Meanwhile, our DNA isn’t perfect—mistakes happen, and exposure to things like pollution, stress, and unhealthy diets can damage it further, increasing the risk of diseases like cancer. While efficient DNA repair is essential for maintaining genome integrity, its efficacy diminishes with age. Epigenetic changes, including DNA methylation and histone modifications, regulate gene expression without altering the DNA sequence. These changes, influenced by factors such as diet and lifestyle, can disrupt normal cellular functions, contributing to aging through a process known as epigenetic drift.

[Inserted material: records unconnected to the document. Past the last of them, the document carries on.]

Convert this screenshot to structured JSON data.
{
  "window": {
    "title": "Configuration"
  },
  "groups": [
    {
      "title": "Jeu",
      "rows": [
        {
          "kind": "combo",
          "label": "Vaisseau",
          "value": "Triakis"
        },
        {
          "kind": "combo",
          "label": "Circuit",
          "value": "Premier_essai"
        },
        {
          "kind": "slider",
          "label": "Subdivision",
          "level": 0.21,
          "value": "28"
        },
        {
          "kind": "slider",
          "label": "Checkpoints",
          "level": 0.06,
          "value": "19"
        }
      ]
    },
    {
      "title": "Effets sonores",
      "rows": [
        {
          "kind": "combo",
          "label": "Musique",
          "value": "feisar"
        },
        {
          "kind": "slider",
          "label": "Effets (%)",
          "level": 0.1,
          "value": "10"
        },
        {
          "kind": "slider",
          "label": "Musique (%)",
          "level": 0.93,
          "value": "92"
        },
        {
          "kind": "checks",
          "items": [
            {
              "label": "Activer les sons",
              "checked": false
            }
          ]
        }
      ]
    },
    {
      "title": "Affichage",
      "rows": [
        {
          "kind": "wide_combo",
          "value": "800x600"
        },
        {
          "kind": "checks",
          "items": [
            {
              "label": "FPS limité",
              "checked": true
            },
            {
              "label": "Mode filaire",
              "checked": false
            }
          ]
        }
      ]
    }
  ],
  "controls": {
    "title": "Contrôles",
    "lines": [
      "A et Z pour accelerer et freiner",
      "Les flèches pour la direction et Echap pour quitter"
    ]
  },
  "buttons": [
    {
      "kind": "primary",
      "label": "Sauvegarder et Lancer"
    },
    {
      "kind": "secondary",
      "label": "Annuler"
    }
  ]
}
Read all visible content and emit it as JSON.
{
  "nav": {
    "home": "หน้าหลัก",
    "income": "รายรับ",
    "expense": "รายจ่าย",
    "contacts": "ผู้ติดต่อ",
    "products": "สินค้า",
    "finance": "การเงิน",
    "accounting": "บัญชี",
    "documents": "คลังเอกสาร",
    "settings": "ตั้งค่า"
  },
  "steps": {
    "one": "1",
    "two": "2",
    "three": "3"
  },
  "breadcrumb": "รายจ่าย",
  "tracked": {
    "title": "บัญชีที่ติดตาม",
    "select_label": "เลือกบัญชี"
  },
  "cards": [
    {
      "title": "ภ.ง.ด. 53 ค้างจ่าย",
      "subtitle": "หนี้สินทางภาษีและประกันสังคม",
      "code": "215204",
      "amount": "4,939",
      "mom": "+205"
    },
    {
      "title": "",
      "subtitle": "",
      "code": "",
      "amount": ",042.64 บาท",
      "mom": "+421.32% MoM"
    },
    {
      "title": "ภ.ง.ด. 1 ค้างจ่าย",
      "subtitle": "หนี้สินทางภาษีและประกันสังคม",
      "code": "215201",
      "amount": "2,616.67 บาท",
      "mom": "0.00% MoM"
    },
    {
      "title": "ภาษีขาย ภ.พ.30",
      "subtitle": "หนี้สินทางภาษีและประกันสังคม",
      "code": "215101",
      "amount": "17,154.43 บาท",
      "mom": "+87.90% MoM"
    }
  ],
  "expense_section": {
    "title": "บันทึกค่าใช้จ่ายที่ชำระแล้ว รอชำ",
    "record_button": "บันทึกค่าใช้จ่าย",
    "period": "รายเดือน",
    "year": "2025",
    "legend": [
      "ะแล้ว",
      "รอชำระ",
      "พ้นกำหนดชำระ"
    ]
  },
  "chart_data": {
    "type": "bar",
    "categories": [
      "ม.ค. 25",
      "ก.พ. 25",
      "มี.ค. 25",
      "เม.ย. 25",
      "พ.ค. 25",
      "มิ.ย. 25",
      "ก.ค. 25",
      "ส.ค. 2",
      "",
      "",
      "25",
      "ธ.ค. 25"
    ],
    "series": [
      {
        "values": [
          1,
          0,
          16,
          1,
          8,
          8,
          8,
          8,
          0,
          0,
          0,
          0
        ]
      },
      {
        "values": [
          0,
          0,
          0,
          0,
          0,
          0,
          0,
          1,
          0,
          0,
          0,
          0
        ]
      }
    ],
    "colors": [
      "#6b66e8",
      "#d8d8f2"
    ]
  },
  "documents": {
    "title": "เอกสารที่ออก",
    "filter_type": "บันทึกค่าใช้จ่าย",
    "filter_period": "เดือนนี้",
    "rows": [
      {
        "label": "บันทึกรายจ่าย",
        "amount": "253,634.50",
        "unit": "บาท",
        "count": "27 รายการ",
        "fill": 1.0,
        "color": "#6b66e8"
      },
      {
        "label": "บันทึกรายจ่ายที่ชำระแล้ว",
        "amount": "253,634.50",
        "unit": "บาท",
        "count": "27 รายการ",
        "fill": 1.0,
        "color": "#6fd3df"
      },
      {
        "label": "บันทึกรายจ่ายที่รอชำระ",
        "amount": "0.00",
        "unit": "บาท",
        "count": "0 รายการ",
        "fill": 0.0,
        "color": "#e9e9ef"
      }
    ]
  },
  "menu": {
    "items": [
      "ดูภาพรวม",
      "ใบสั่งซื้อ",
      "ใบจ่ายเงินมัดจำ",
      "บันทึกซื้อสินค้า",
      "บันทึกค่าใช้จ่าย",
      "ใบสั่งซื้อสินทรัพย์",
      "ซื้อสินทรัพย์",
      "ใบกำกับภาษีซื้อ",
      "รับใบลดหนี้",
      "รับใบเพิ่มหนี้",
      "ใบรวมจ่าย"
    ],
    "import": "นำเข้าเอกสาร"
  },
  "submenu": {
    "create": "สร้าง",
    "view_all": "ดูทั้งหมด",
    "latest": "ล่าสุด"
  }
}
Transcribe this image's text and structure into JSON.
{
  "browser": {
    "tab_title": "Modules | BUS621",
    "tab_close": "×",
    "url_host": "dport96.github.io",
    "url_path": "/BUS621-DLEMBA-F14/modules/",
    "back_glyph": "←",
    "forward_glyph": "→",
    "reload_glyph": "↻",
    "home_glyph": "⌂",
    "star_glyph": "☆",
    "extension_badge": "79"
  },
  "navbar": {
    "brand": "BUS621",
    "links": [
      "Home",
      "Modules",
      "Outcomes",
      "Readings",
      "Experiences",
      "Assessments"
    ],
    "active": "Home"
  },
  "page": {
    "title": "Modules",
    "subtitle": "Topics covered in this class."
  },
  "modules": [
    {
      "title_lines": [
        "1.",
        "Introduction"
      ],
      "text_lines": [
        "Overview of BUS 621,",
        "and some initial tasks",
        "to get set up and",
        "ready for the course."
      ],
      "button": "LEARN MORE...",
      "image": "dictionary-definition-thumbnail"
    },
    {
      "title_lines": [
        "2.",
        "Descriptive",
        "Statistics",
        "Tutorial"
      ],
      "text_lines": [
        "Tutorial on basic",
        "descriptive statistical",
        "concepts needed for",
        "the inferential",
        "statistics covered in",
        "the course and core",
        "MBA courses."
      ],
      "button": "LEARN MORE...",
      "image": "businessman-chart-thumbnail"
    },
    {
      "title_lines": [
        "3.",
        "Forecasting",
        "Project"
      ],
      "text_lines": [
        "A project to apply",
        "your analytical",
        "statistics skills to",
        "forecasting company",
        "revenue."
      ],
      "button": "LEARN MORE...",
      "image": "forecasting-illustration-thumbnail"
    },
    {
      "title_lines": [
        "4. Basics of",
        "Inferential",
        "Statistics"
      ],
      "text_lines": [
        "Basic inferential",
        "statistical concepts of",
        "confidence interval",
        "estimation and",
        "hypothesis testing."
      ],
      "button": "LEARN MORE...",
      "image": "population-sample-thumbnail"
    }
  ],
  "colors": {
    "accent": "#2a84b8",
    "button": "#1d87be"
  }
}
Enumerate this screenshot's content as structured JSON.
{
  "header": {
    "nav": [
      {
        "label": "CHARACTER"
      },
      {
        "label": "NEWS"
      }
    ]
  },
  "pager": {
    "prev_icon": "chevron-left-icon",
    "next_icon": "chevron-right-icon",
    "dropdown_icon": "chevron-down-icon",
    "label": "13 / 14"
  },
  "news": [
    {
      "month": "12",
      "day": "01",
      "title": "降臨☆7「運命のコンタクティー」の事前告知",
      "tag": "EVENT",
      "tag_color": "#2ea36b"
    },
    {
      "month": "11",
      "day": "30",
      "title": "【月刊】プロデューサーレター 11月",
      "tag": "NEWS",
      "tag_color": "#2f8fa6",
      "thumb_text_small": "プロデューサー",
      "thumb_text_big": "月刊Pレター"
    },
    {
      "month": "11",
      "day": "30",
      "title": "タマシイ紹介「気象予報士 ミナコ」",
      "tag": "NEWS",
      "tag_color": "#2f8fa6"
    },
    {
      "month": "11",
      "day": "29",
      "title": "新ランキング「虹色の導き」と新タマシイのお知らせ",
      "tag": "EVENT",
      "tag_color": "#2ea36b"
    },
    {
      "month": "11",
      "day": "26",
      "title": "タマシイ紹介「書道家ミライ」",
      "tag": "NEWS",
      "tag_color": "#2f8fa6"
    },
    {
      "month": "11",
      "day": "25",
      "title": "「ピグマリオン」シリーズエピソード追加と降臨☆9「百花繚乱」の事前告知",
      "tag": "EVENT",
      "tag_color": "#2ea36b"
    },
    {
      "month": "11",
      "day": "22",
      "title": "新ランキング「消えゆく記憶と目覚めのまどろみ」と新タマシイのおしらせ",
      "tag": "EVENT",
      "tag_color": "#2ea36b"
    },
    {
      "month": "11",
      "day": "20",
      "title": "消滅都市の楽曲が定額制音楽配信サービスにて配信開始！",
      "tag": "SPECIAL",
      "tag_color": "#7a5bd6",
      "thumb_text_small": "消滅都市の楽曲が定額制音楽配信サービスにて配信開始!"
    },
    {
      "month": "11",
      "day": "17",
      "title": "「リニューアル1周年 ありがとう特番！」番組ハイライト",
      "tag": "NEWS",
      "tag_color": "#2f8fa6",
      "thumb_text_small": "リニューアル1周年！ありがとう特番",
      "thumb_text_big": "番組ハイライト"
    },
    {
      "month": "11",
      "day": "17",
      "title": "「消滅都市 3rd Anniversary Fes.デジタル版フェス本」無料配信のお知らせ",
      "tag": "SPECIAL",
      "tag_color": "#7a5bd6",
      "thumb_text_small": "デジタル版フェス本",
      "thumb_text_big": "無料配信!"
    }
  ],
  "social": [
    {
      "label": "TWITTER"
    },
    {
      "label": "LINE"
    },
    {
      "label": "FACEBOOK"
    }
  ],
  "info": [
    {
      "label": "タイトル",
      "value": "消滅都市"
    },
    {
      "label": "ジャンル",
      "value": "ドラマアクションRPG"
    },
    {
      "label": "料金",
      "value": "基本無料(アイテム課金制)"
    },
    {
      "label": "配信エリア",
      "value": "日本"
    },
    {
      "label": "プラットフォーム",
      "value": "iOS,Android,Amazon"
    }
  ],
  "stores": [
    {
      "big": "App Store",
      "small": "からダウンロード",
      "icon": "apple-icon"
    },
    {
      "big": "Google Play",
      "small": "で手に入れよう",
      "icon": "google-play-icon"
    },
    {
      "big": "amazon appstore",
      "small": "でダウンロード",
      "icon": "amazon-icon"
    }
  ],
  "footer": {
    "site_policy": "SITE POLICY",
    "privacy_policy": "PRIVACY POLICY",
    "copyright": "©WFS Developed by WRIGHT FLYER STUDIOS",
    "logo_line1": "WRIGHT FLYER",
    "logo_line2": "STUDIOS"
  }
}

Mitochondrial dysfunction results from mutations in mitochondrial DNA and increased production of reactive oxygen species (ROS), impairing cellular energy production and promoting oxidative damage. Senescence and apoptosis also play critical roles; senescent cells stop dividing but remain active, often secreting pro-inflammatory factors that disrupt tissue function, while apoptosis removes damaged cells but can lead to tissue degeneration if excessive. Proteostasis, or the balance of protein synthesis, folding, and degradation, declines with age, leading to an accumulation of misfolded proteins that impair cellular function and contribute to conditions like neurodegenerative diseases. Genetics and epigenetics further influence aging; genetic factors determine baseline longevity, with variations in genes related to DNA repair, antioxidant defenses, and metabolism significantly affecting the aging process. Key genes like SIRT1, FOXO, and mTOR are involved in stress resistance, metabolism, and lifespan regulation.